Фотограф поблагодарил и пошел следом, подумав: «Еще дальше от Лолы»… – устроился поудобней, тут же вскочил, выбрался в проход и в дальнем конце увидел Лолу с тележкой. Она улыбалась, но определенно нервничала. Один из пассажиров счел «обслуживание» слишком медленным, сам налил себе кофе, выпил и снова наполнил стаканчик, даже не подумав сдвинуться с места. Стюард с оттопыренными ушами, под метр девяносто ростом, материализовался из воздуха, вежливо, но твердо сопроводил наглеца в кресло и сменил Лолу на раздаче. Она скрылась в глубине кухни. Бертран вернулся на свое место. Какая она терпеливая… Думай о том, что скажешь ей. Закрой глаза. Представь, что ты в фотолаборатории, опускаешь свою жизнь в лоток с проявителем.

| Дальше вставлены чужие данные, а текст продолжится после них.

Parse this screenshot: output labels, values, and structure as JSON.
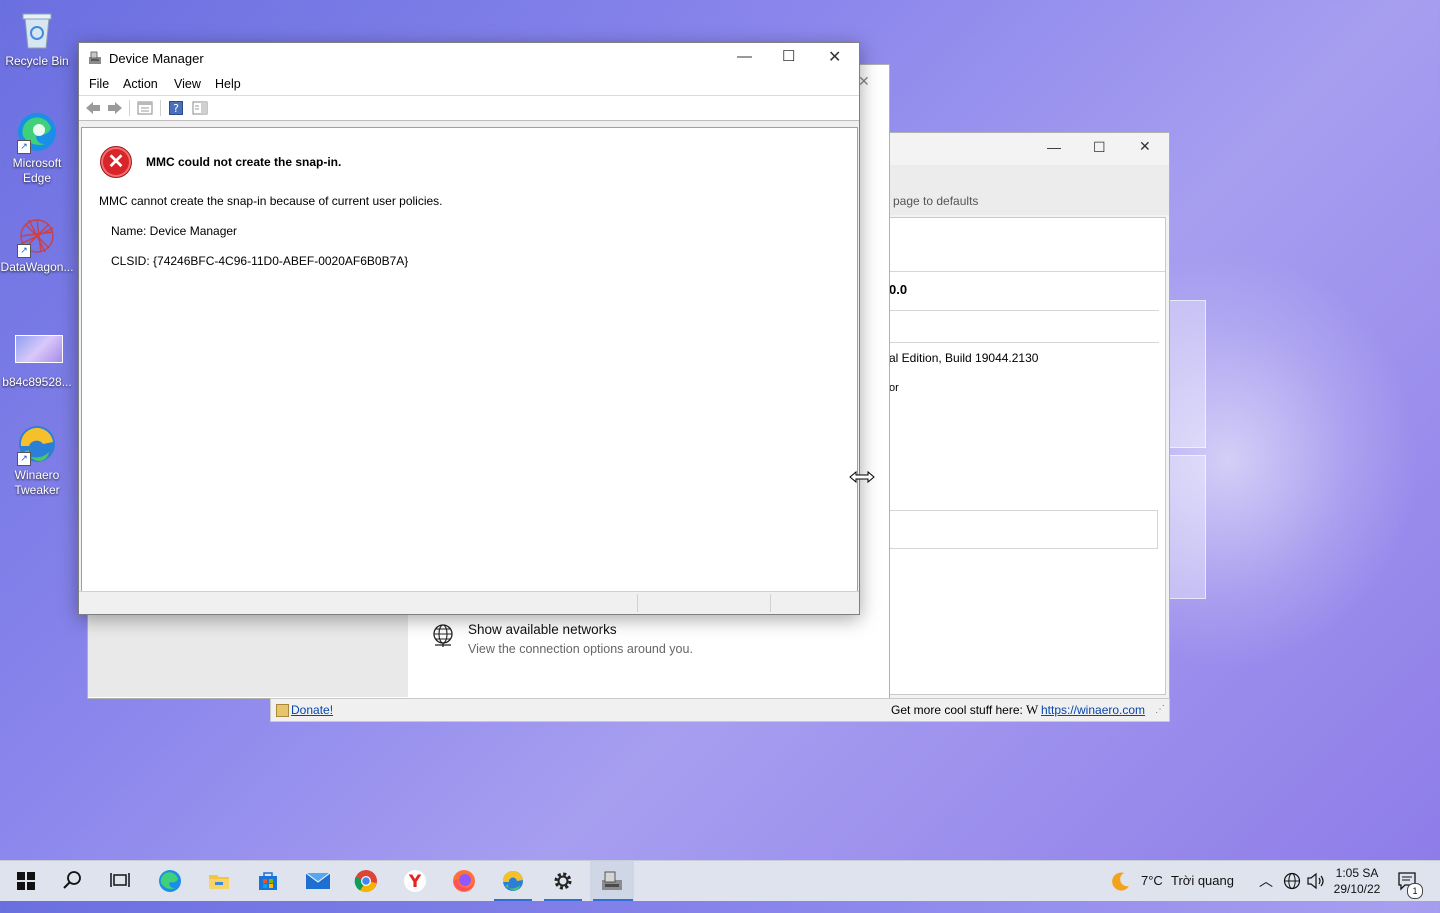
{
  "desktop": {
    "icons": [
      {
        "label": "Recycle Bin"
      },
      {
        "label": "Microsoft Edge"
      },
      {
        "label": "DataWagon..."
      },
      {
        "label": "b84c89528..."
      },
      {
        "label": "Winaero Tweaker"
      }
    ]
  },
  "winaero": {
    "reset_text": "page to defaults",
    "version_fragment": "0.0",
    "edition_text": "al Edition, Build 19044.2130",
    "or_text": "or",
    "network_title": "Show available networks",
    "network_desc": "View the connection options around you.",
    "donate_label": "Donate!",
    "more_text": "Get more cool stuff here:",
    "site_link": "https://winaero.com"
  },
  "device_manager": {
    "title": "Device Manager",
    "menu": [
      "File",
      "Action",
      "View",
      "Help"
    ],
    "error": {
      "heading": "MMC could not create the snap-in.",
      "message": "MMC cannot create the snap-in because of current user policies.",
      "name_line": "Name: Device Manager",
      "clsid_line": "CLSID: {74246BFC-4C96-11D0-ABEF-0020AF6B0B7A}"
    }
  },
  "taskbar": {
    "weather_temp": "7°C",
    "weather_text": "Trời quang",
    "time": "1:05 SA",
    "date": "29/10/22",
    "notification_count": "1"
  },
  "colors": {
    "accent": "#2f6fd6",
    "error_red": "#d9252a"
  }
}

Изображение приобрело четкие очертания.
* * *Этим утром, в такси по дороге в Руасси, он немного поспал. Накануне семейный ужин получился куда более бурным, чем обычно. Едва войдя в дом, его брат объявил, что окончательно решил стать педиатром, а не детским хирургом. Не посоветовавшись с матерью!
– Ты хорошо подумал, Ксавье? Разве можно взять и все бросить, после стольких трудов?!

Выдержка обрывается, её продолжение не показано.